According to the director of the saga, Matthew Vaughn Kingsmanwe should redo Star Wars originals for a whole new audience.

Saga Star Wars there seems to be a strange transition phase. After returning in 2015 The Force Awakensthe star franchise was sold by Disney due to ten live-action movies and series released in less than ten years. Overexploitation that has been stopped for several years (it’s already been four years Star Wars 9the last feature film of the saga).

A new Luke in the new Star Wars?

Towards a Star Wars remake?

Today, the future Star Wars at the cinema is divided into the odd sequel/maybe not so much sequel involving the Rey character, various prequels/spin-offs, and the mysterious Taika Waititi trilogy. The projects are more or less different from each other, but united by the first one directed by George Lucas and released in 1977. the matrix of the published opus. Rule, directed by Matthew Vaughn Kingsmanwould like to break making his own version of the original filmsas he put it on the podcast mic Happy Sad Confused :

“For me, making a Star Wars movie is about playing with the characters I love. If someone said to me, ‘do you want to reboot Star Wars with Luke Skywalker, Solo and Vader and make your own version?’ everyone would say, ‘I’m stupid.'” , that I’m trying, but it would make me cringe.Why are these characters from 1977 so sacred that we can’t remake these movies for a new audience?

Star Wars: Episode IV - A New Hope: Photo by David Prowse, Carrie FisherMatthew Vaughn took Star Wars hostage.

This is what I would like to do. Everyone would go crazy, but let’s go anyway. If you want a new generation of viewers, make movies for them. I hope the older generation will have the perspective to say, “Oh, well, that was great. »” If the idea is surprising/terrifying on paper, Matthew Vaughn still points a finger at a huge problem in Hollywood, the creatively troubling sacralization of certain franchises and characters.

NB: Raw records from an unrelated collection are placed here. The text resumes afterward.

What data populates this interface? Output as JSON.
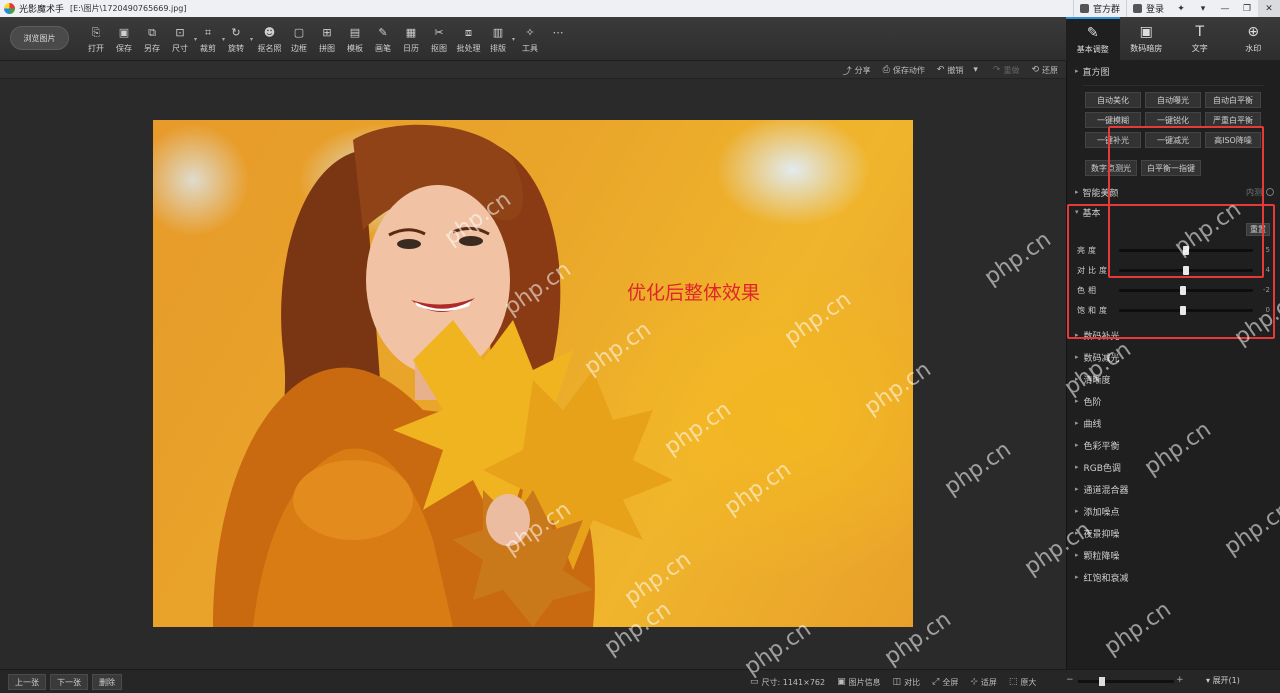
{
  "titlebar": {
    "app_name": "光影魔术手",
    "file_path": "[E:\\图片\\1720490765669.jpg]",
    "official_group": "官方群",
    "login": "登录"
  },
  "toolbar": {
    "browse_label": "浏览图片",
    "tools": [
      {
        "label": "打开",
        "icon": "open-icon",
        "glyph": "⎘"
      },
      {
        "label": "保存",
        "icon": "save-icon",
        "glyph": "▣"
      },
      {
        "label": "另存",
        "icon": "save-as-icon",
        "glyph": "⧉"
      },
      {
        "label": "尺寸",
        "icon": "resize-icon",
        "glyph": "⊡",
        "dropdown": true
      },
      {
        "label": "裁剪",
        "icon": "crop-icon",
        "glyph": "⌗",
        "dropdown": true
      },
      {
        "label": "旋转",
        "icon": "rotate-icon",
        "glyph": "↻",
        "dropdown": true
      },
      {
        "label": "抠名照",
        "icon": "id-photo-icon",
        "glyph": "☻"
      },
      {
        "label": "边框",
        "icon": "border-icon",
        "glyph": "▢"
      },
      {
        "label": "拼图",
        "icon": "collage-icon",
        "glyph": "⊞"
      },
      {
        "label": "模板",
        "icon": "template-icon",
        "glyph": "▤"
      },
      {
        "label": "画笔",
        "icon": "brush-icon",
        "glyph": "✎"
      },
      {
        "label": "日历",
        "icon": "calendar-icon",
        "glyph": "▦"
      },
      {
        "label": "抠图",
        "icon": "cutout-icon",
        "glyph": "✂"
      },
      {
        "label": "批处理",
        "icon": "batch-icon",
        "glyph": "⧈"
      },
      {
        "label": "排版",
        "icon": "layout-icon",
        "glyph": "▥",
        "dropdown": true
      },
      {
        "label": "工具",
        "icon": "tools-icon",
        "glyph": "✧"
      },
      {
        "label": "",
        "icon": "more-icon",
        "glyph": "⋯"
      }
    ],
    "side_tabs": [
      {
        "label": "基本调整",
        "icon": "basic-adjust-icon",
        "glyph": "✎",
        "active": true
      },
      {
        "label": "数码暗房",
        "icon": "darkroom-icon",
        "glyph": "▣",
        "active": false
      },
      {
        "label": "文字",
        "icon": "text-icon",
        "glyph": "T",
        "active": false
      },
      {
        "label": "水印",
        "icon": "watermark-icon",
        "glyph": "⊕",
        "active": false
      }
    ]
  },
  "actionbar": {
    "share": "分享",
    "save_action": "保存动作",
    "undo": "撤销",
    "redo": "重做",
    "restore": "还原"
  },
  "canvas": {
    "overlay_text": "优化后整体效果"
  },
  "panel": {
    "histogram": "直方图",
    "quick_buttons": [
      "自动美化",
      "自动曝光",
      "自动白平衡",
      "一键模糊",
      "一键锐化",
      "严重白平衡",
      "一键补光",
      "一键减光",
      "高ISO降噪"
    ],
    "quick_buttons2": [
      "数字点测光",
      "白平衡一指键"
    ],
    "smart_beauty": "智能美颜",
    "smart_beauty_right": "内测",
    "basic": "基本",
    "reset": "重置",
    "sliders": [
      {
        "name": "亮度",
        "value": "5",
        "fraction": 0.5
      },
      {
        "name": "对比度",
        "value": "4",
        "fraction": 0.5
      },
      {
        "name": "色相",
        "value": "-2",
        "fraction": 0.48
      },
      {
        "name": "饱和度",
        "value": "0",
        "fraction": 0.48
      }
    ],
    "adjustments": [
      "数码补光",
      "数码减光",
      "清晰度",
      "色阶",
      "曲线",
      "色彩平衡",
      "RGB色调",
      "通道混合器",
      "添加噪点",
      "夜景抑噪",
      "颗粒降噪",
      "红饱和衰减"
    ]
  },
  "statusbar": {
    "prev": "上一张",
    "next": "下一张",
    "delete": "删除",
    "size": "尺寸: 1141×762",
    "info": "图片信息",
    "compare": "对比",
    "fullscreen": "全屏",
    "fit": "适屏",
    "original": "原大",
    "expand": "展开(1)",
    "zoom_fraction": 0.25
  },
  "watermarks": "php.cn",
  "colors": {
    "accent": "#2f8fd8",
    "highlight": "#e53a3a",
    "overlay_text": "#e0262a"
  }
}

Indeed, fan service and nostalgia (pleasing audiences and exalting studios) have reigned supreme in Hollywood for over a decade, and recycling these references could perhaps bring (some) freshness to modern entertainment cinema. A temporary and incomplete answer to the real problem driving these questions is the difficulty for developers to bring them to the big screen. new intellectual qualities that attract viewers to the cinema.

We remind you that the new film directed by Matthew Vaughn, Argyllwill leave on January 31 next year in French cinemas.